- Rising vaccination rates means that tourism is on its way back – and so are travel scammers.
- Sens. Amy Klobuchar and Steve Daines have called on the FTC to do more to protect travelers.
- “It is critical to ensure that Americans understand how to recognize travel scams and their recourse options,” they wrote.
- See more stories on Insider’s business page.
With the travel industry poised to boom thanks to rising coronavirus vaccination rates, scammers could very well target would-be travelers in the coming months, spoiling many long-awaited vacations.
Two senators are calling on the Federal Trade Commission to do more to protect tourists from scammers, as travel is slated to spike along with coronavirus vaccination rates. United States Sens. Amy Klobuchar of Minnesota and Steve Daines of Montana sent a letter to the FTC on Thursday asking the commission to bolster protections for travelers and expressing “concern” over reports detailing a proliferation of travel scams.
“While the FTC posts advisories pertaining to travel scams, we believe that more must be done to protect consumers,” the senators wrote. “Travel reservations made on fraudulent websites can be costly and stressful for travelers, and it is critical to ensure that Americans understand how to recognize travel scams and their recourse options should they fall victim to these scams.”

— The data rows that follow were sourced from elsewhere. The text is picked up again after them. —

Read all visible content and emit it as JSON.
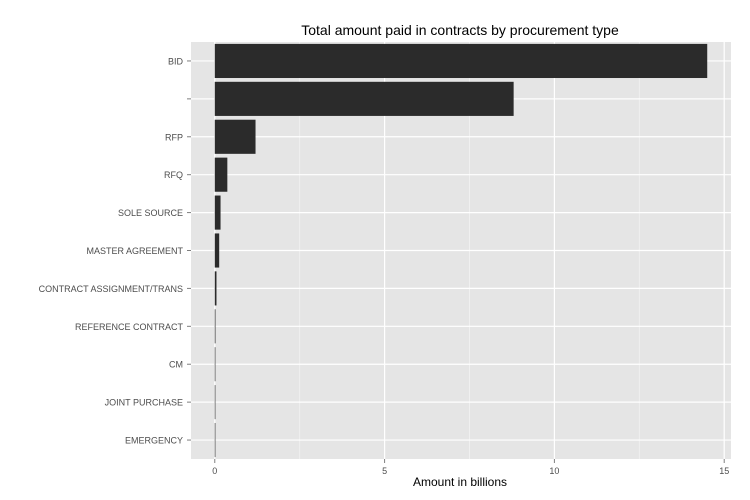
{
  "chart_data": {
    "type": "bar",
    "orientation": "horizontal",
    "title": "Total amount paid in contracts by procurement type",
    "xlabel": "Amount in billions",
    "ylabel": "",
    "xlim": [
      -0.7,
      15.2
    ],
    "xticks": [
      0,
      5,
      10,
      15
    ],
    "xtick_labels": [
      "0",
      "5",
      "10",
      "15"
    ],
    "grid": true,
    "categories": [
      "BID",
      "",
      "RFP",
      "RFQ",
      "SOLE SOURCE",
      "MASTER AGREEMENT",
      "CONTRACT ASSIGNMENT/TRANS",
      "REFERENCE CONTRACT",
      "CM",
      "JOINT PURCHASE",
      "EMERGENCY"
    ],
    "values": [
      14.5,
      8.8,
      1.2,
      0.37,
      0.17,
      0.13,
      0.05,
      0.02,
      0.005,
      0.002,
      0.001
    ]
  },
  "colors": {
    "panel": "#e5e5e5",
    "grid_major": "#ffffff",
    "grid_minor": "#f2f2f2",
    "bar": "#2b2b2b",
    "tick_text": "#4d4d4d",
    "tick_mark": "#7f7f7f"
  }
}
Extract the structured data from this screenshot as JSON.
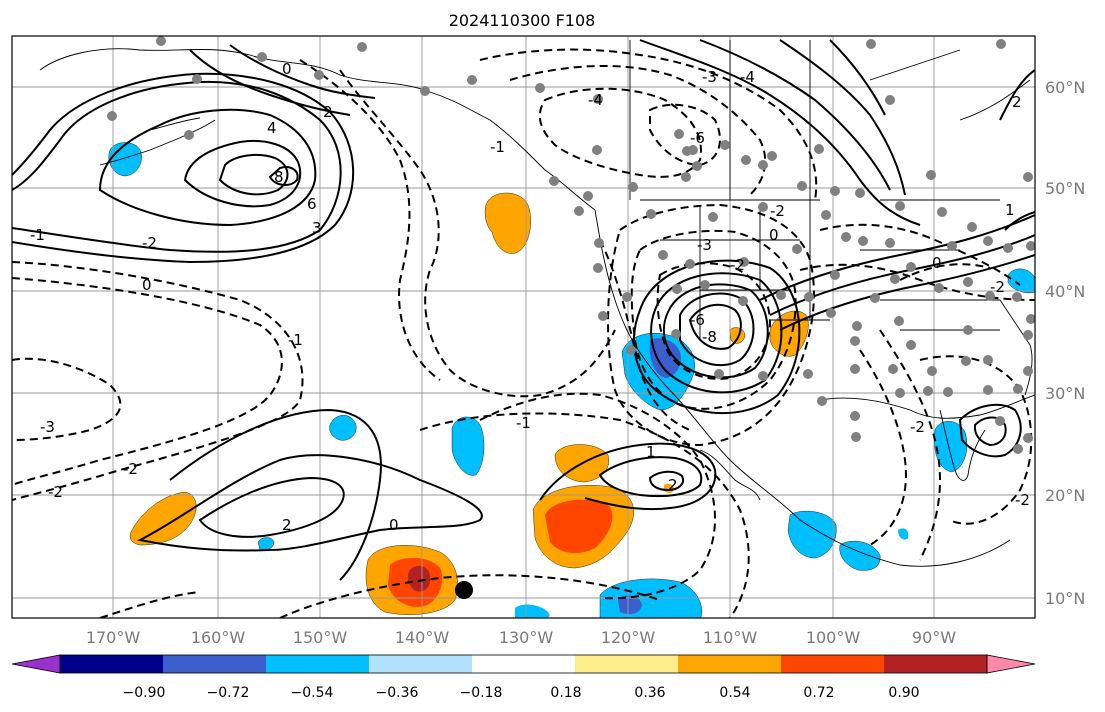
{
  "figure": {
    "title": "2024110300 F108"
  },
  "axes": {
    "lat_labels": [
      "60°N",
      "50°N",
      "40°N",
      "30°N",
      "20°N",
      "10°N"
    ],
    "lon_labels": [
      "170°W",
      "160°W",
      "150°W",
      "140°W",
      "130°W",
      "120°W",
      "110°W",
      "100°W",
      "90°W"
    ]
  },
  "colorbar": {
    "tick_labels": [
      "−0.90",
      "−0.72",
      "−0.54",
      "−0.36",
      "−0.18",
      "0.18",
      "0.36",
      "0.54",
      "0.72",
      "0.90"
    ],
    "colors": [
      "#9932cc",
      "#00008b",
      "#3a5fcd",
      "#00bfff",
      "#b0e2ff",
      "#ffffff",
      "#ffec8b",
      "#ffa500",
      "#ff4500",
      "#b22222",
      "#ff88aa"
    ],
    "extend": "both"
  },
  "contour_labels": [
    "0",
    "2",
    "4",
    "6",
    "8",
    "3",
    "-1",
    "-2",
    "-3",
    "0",
    "-2",
    "-2",
    "-1",
    "2",
    "0",
    "1",
    "2",
    "-4",
    "-6",
    "-3",
    "-4",
    "-2",
    "-3",
    "0",
    "-2",
    "-1",
    "-6",
    "-8",
    "2",
    "1",
    "-2",
    "0",
    "-1",
    "-2",
    "-2"
  ],
  "map": {
    "fill_colors": {
      "orange": "#ffa500",
      "red": "#ff4500",
      "darkred": "#b22222",
      "lightblue": "#00bfff",
      "blue": "#3a5fcd",
      "purple": "#9932cc"
    },
    "point_color": "#808080",
    "marker_color": "#000000"
  }
}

Since the pandemic began, Americans have reported a loss of $434.6 million to different types of fraud to the FTC. Of that, $73.1 million came from fraud around vacations and travel.
Payments company Flywire found that 7 out of 10 frequent travelers say they’ll likely spend more on travel in 2022. But more tourists also means more scammers looking to prey on travelers. Travel scams could take the form of fraudsters disguised as booking agents or counterfeit tickets being sold online. The FTC’s website warns consumers of rental-listing rip-offs, timeshare tricks, and sweepstakes swindles.
In their letter, the senators also included four specific questions addressed to acting FTC chief Rebecca Kelly Slaughter about the commission’s coordination with the Department of Justice, any additional measures needed to “better protect consumers,” data around travel scams, and “additional resources” that the organization may need to better address travel scams.
This isn’t the first time that Klobuchar has crossed party lines on the issue of tourism. She introduced the Protecting Tourism in the United States Act in February, along with Republican Sen. Roy Blunt of Missouri.